During the Gaia mission, an observatory of the European Space Agency, astronomers used asteroseismology to accurately measure the distance of stars from Earth. Asteroseismology is the study of stellar oscillations, it can be derived from the Greek word "astero" meaning star and "seismology", which refers to the study of vibrations or oscillations. (Time Series and Spectral Analysis in Asteroseismology, By University of Sydney 2018)

Stars make "music" when they expand and contract, and their brightness varies in conjunction. Because scientists discovered these minor brightness changes in captured starlight, they can now 'hear' the song. Astronomers may analyze these minute variations in a star's brightness and convert them into "sound waves" or a "frequency spectrum" of the star's oscillations. These frequencies are then translated into distance measurements.

The frequency spectrum of a star's oscillations, like the sound waves produced by a musical instrument, are determined by the temperature, density, and other physical features of the star's interior. We can infer information about these details from analysing their frequencies. By analysing the "music" or frequency spectrum of the oscillations of thousands of stars, they were able to determine how far away the stars are, some as far as 15,000 light-years. This technique, known as asteroseismic parallax, allows for the measurement of star distances that is independent of the Gaia mission's typical stellar parallax method.

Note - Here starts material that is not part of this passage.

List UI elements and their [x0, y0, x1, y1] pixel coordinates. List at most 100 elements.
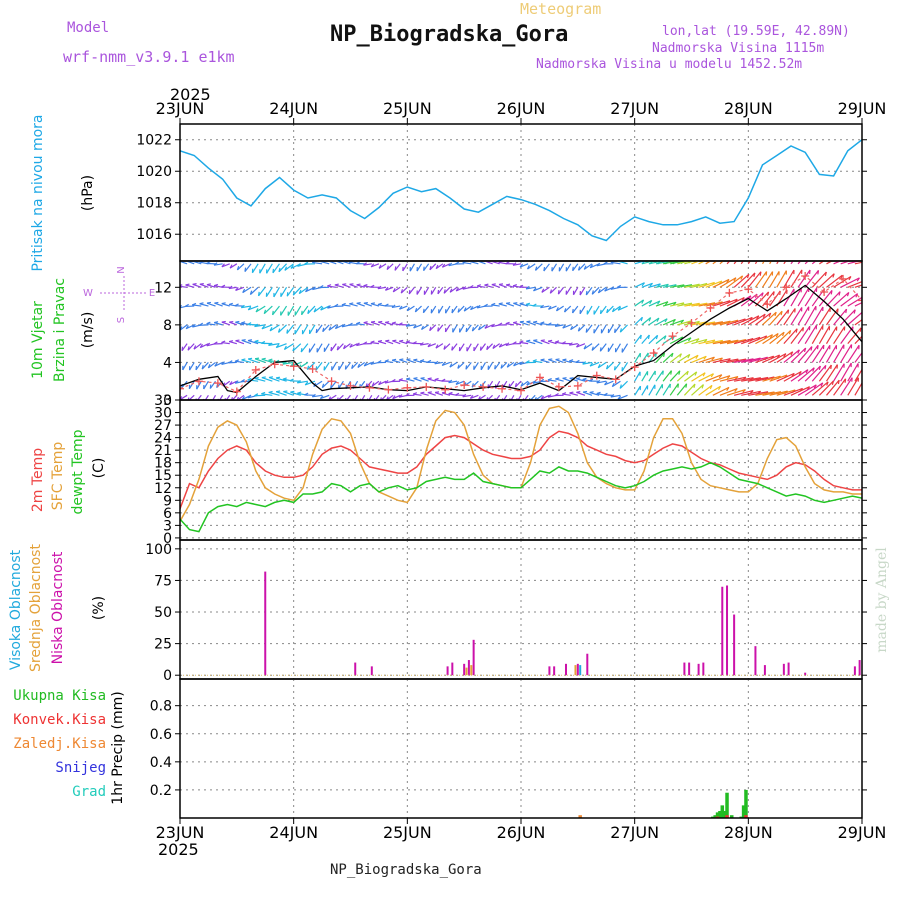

The key difference between the two methods is that stellar parallax, used by the Gaia mission, measures the apparent shift in a star's position over a year as the Earth orbits the Sun, relying on triangulation (forming triangles from known points to find distances) to calculate the distance. This procedure becomes increasingly complex for more distant stars as the parallax angle (difference in position from varied points of sight) gets smaller. In contrast, the asteroseismic parallax technique determines stars' physical attributes by analyzing their "music" or oscillations.

This approach can be used to measure more distant stars, up to 15,000 light-years away, which are difficult to measure with classical parallax. The asteroseismic parallax method is regarded as being better and more effective because it allows for independent verification and enhances the accuracy of Gaia's parallax measurements, particularly for more distant stars, and it can probe the entire sky, whereas Gaia's parallax measurements have some limitations. Additionally, the asteroseismic approach will be critical in enhancing Gaia's parallax, shaping future discoveries.